Geeze,  I just got an email from my editor.  I got taken to the woodshed and put in my place.  I love the guy.  He’s honest.  In the process, I got a lesson in writing and a lesson in life.  As a writer I use a lot of things as tools to make a point or polish some sort of issue I have.  The life lesson is do not trash another person’s values simply to enhance your plot or maybe just your illusions.  The value we are talking about here is the United States Navy.  Most of the men who served in the Navy value it highly and rightfully so.  The same way I value the men I flew with over a forty year period.  To trash the institution of the navy in order to provide a drug experience that was mostly about highlighting my writing skills was stupid, insensitive and potentially, it was a way to alienate a whole portion of the male population for stupid reasons.  There may be writers of infinite skill out there, me, I need a team.  Well, that’s just the surface.  Now I have to re-read my whole book for the umpteenth time only to find out that mostly, I suck.  But, if you value the truth, you have to face it.  So I’m back in the woodshed, I have a different point of view and I am moving forward.  Good luck to me

The hard part

So, another book in the pipeline.  Why is rereading your own work such an emotional process?  In my case it’s pretty simple.  I take people from the past and use their memory to people my book.  Being a white man, how do you get into the head of a girl from forty years ago and portray her as she really was?  How do you get into the head of a black man in that same time frame and do him justice.  When that same man was someone you respected greatly and who was someone who was thirty years older, an entire generation older?  Do you run with the images you have in your head?  Do you go with political correctness.  What if you are wrong in your view of his view?  In my case you stick your neck out.  And you soon realize how dangerous that can be.

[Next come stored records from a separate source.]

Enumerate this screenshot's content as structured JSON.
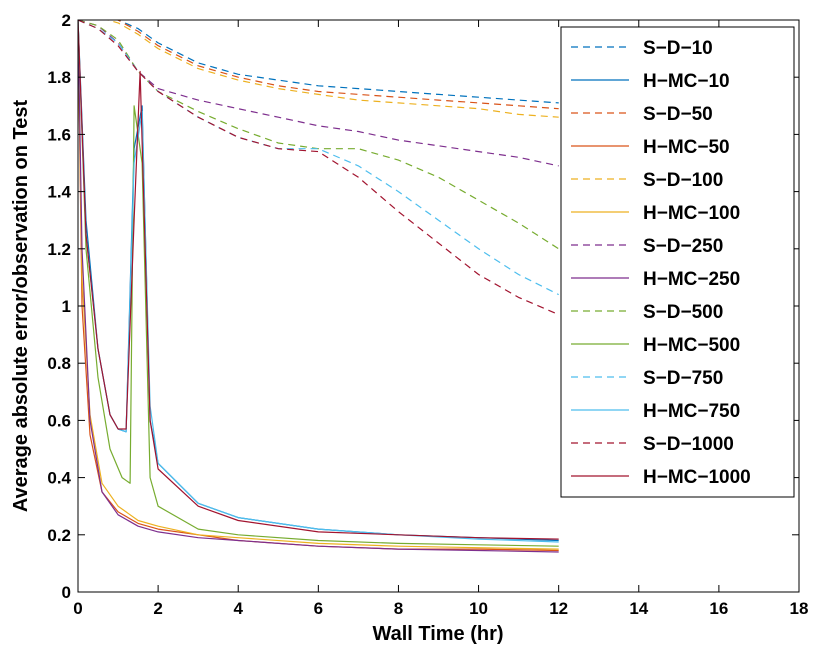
{
  "chart_data": {
    "type": "line",
    "title": "",
    "xlabel": "Wall Time (hr)",
    "ylabel": "Average absolute error/observation on Test",
    "xlim": [
      0,
      18
    ],
    "ylim": [
      0,
      2
    ],
    "xticks": [
      0,
      2,
      4,
      6,
      8,
      10,
      12,
      14,
      16,
      18
    ],
    "yticks": [
      0,
      0.2,
      0.4,
      0.6,
      0.8,
      1,
      1.2,
      1.4,
      1.6,
      1.8,
      2
    ],
    "xtick_labels": [
      "0",
      "2",
      "4",
      "6",
      "8",
      "10",
      "12",
      "14",
      "16",
      "18"
    ],
    "ytick_labels": [
      "0",
      "0.2",
      "0.4",
      "0.6",
      "0.8",
      "1",
      "1.2",
      "1.4",
      "1.6",
      "1.8",
      "2"
    ],
    "grid": false,
    "legend_position": "top-right",
    "series": [
      {
        "name": "S−D−10",
        "style": "dashed",
        "color": "#0072bd",
        "x": [
          0,
          0.5,
          1,
          1.5,
          2,
          3,
          4,
          5,
          6,
          7,
          8,
          9,
          10,
          11,
          12
        ],
        "y": [
          2.01,
          2.01,
          2.0,
          1.97,
          1.92,
          1.85,
          1.81,
          1.79,
          1.77,
          1.76,
          1.75,
          1.74,
          1.73,
          1.72,
          1.71
        ]
      },
      {
        "name": "H−MC−10",
        "style": "solid",
        "color": "#0072bd",
        "x": [
          0,
          0.2,
          0.5,
          0.8,
          1,
          1.2,
          1.4,
          1.6,
          1.8,
          2,
          3,
          4,
          6,
          8,
          10,
          12
        ],
        "y": [
          2.0,
          1.3,
          0.85,
          0.62,
          0.57,
          0.56,
          1.55,
          1.7,
          0.6,
          0.45,
          0.31,
          0.26,
          0.22,
          0.2,
          0.19,
          0.18
        ]
      },
      {
        "name": "S−D−50",
        "style": "dashed",
        "color": "#d95319",
        "x": [
          0,
          0.5,
          1,
          1.5,
          2,
          3,
          4,
          5,
          6,
          7,
          8,
          9,
          10,
          11,
          12
        ],
        "y": [
          2.01,
          2.01,
          2.0,
          1.96,
          1.91,
          1.84,
          1.8,
          1.77,
          1.75,
          1.74,
          1.73,
          1.72,
          1.71,
          1.7,
          1.69
        ]
      },
      {
        "name": "H−MC−50",
        "style": "solid",
        "color": "#d95319",
        "x": [
          0,
          0.1,
          0.3,
          0.6,
          1,
          1.5,
          2,
          3,
          4,
          6,
          8,
          10,
          12
        ],
        "y": [
          2.0,
          1.0,
          0.55,
          0.35,
          0.28,
          0.24,
          0.22,
          0.2,
          0.18,
          0.16,
          0.15,
          0.15,
          0.145
        ]
      },
      {
        "name": "S−D−100",
        "style": "dashed",
        "color": "#edb120",
        "x": [
          0,
          0.5,
          1,
          1.5,
          2,
          3,
          4,
          5,
          6,
          7,
          8,
          9,
          10,
          11,
          12
        ],
        "y": [
          2.01,
          2.01,
          1.99,
          1.95,
          1.9,
          1.83,
          1.79,
          1.76,
          1.74,
          1.72,
          1.71,
          1.7,
          1.69,
          1.67,
          1.66
        ]
      },
      {
        "name": "H−MC−100",
        "style": "solid",
        "color": "#edb120",
        "x": [
          0,
          0.1,
          0.3,
          0.6,
          1,
          1.5,
          2,
          3,
          4,
          6,
          8,
          10,
          12
        ],
        "y": [
          2.0,
          1.1,
          0.62,
          0.38,
          0.3,
          0.25,
          0.23,
          0.2,
          0.19,
          0.17,
          0.16,
          0.155,
          0.15
        ]
      },
      {
        "name": "S−D−250",
        "style": "dashed",
        "color": "#7e2f8e",
        "x": [
          0,
          0.5,
          1,
          1.5,
          2,
          3,
          4,
          5,
          6,
          7,
          8,
          9,
          10,
          11,
          12
        ],
        "y": [
          2.0,
          1.98,
          1.92,
          1.82,
          1.76,
          1.72,
          1.69,
          1.66,
          1.63,
          1.61,
          1.58,
          1.56,
          1.54,
          1.52,
          1.49
        ]
      },
      {
        "name": "H−MC−250",
        "style": "solid",
        "color": "#7e2f8e",
        "x": [
          0,
          0.1,
          0.3,
          0.6,
          1,
          1.5,
          2,
          3,
          4,
          6,
          8,
          10,
          12
        ],
        "y": [
          2.0,
          1.2,
          0.6,
          0.35,
          0.27,
          0.23,
          0.21,
          0.19,
          0.18,
          0.16,
          0.15,
          0.145,
          0.14
        ]
      },
      {
        "name": "S−D−500",
        "style": "dashed",
        "color": "#77ac30",
        "x": [
          0,
          0.5,
          1,
          1.5,
          2,
          3,
          4,
          5,
          6,
          7,
          8,
          9,
          10,
          11,
          12
        ],
        "y": [
          2.0,
          1.98,
          1.93,
          1.82,
          1.75,
          1.68,
          1.62,
          1.57,
          1.55,
          1.55,
          1.51,
          1.45,
          1.37,
          1.29,
          1.2
        ]
      },
      {
        "name": "H−MC−500",
        "style": "solid",
        "color": "#77ac30",
        "x": [
          0,
          0.2,
          0.5,
          0.8,
          1.1,
          1.3,
          1.4,
          1.6,
          1.8,
          2,
          3,
          4,
          6,
          8,
          10,
          12
        ],
        "y": [
          2.0,
          1.2,
          0.75,
          0.5,
          0.4,
          0.38,
          1.7,
          1.5,
          0.4,
          0.3,
          0.22,
          0.2,
          0.18,
          0.17,
          0.165,
          0.16
        ]
      },
      {
        "name": "S−D−750",
        "style": "dashed",
        "color": "#4dbeee",
        "x": [
          0,
          0.5,
          1,
          1.5,
          2,
          3,
          4,
          5,
          6,
          7,
          8,
          9,
          10,
          11,
          12
        ],
        "y": [
          2.0,
          1.97,
          1.92,
          1.82,
          1.75,
          1.66,
          1.59,
          1.55,
          1.55,
          1.49,
          1.4,
          1.3,
          1.2,
          1.11,
          1.04
        ]
      },
      {
        "name": "H−MC−750",
        "style": "solid",
        "color": "#4dbeee",
        "x": [
          0,
          0.2,
          0.5,
          0.8,
          1,
          1.2,
          1.4,
          1.6,
          1.8,
          2,
          3,
          4,
          6,
          8,
          10,
          12
        ],
        "y": [
          2.0,
          1.25,
          0.85,
          0.62,
          0.57,
          0.56,
          1.5,
          1.68,
          0.65,
          0.45,
          0.31,
          0.26,
          0.22,
          0.2,
          0.185,
          0.175
        ]
      },
      {
        "name": "S−D−1000",
        "style": "dashed",
        "color": "#a2142f",
        "x": [
          0,
          0.5,
          1,
          1.5,
          2,
          3,
          4,
          5,
          6,
          7,
          8,
          9,
          10,
          11,
          12
        ],
        "y": [
          2.0,
          1.97,
          1.91,
          1.82,
          1.75,
          1.66,
          1.59,
          1.55,
          1.54,
          1.45,
          1.33,
          1.22,
          1.11,
          1.03,
          0.97
        ]
      },
      {
        "name": "H−MC−1000",
        "style": "solid",
        "color": "#a2142f",
        "x": [
          0,
          0.2,
          0.5,
          0.8,
          1,
          1.2,
          1.4,
          1.55,
          1.8,
          2,
          3,
          4,
          6,
          8,
          10,
          12
        ],
        "y": [
          2.0,
          1.25,
          0.85,
          0.62,
          0.57,
          0.57,
          1.3,
          1.82,
          0.6,
          0.43,
          0.3,
          0.25,
          0.21,
          0.2,
          0.19,
          0.185
        ]
      }
    ]
  }
}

My editor is also a content evaluator.  He is a navy man and was appalled at how I portrayed navy life.  He straightened me out and thankfully so.  Given something like that, where do you get the gall to portray how a woman or a black man might perceive the world?  Take your shot, take your criticism and learn.  I guess you can invite other people into the creative process, along with their biases.  What I think is important though, is to let those people correct you on facts.  As a writer, emotions, hidden realities are probably more important than facts.  Succeed or fail on your insight and intuition, correct your facts, live with the result.  Probably sink into insignificance in the process.  Remember, the world needs more truck drivers, they get paid every week.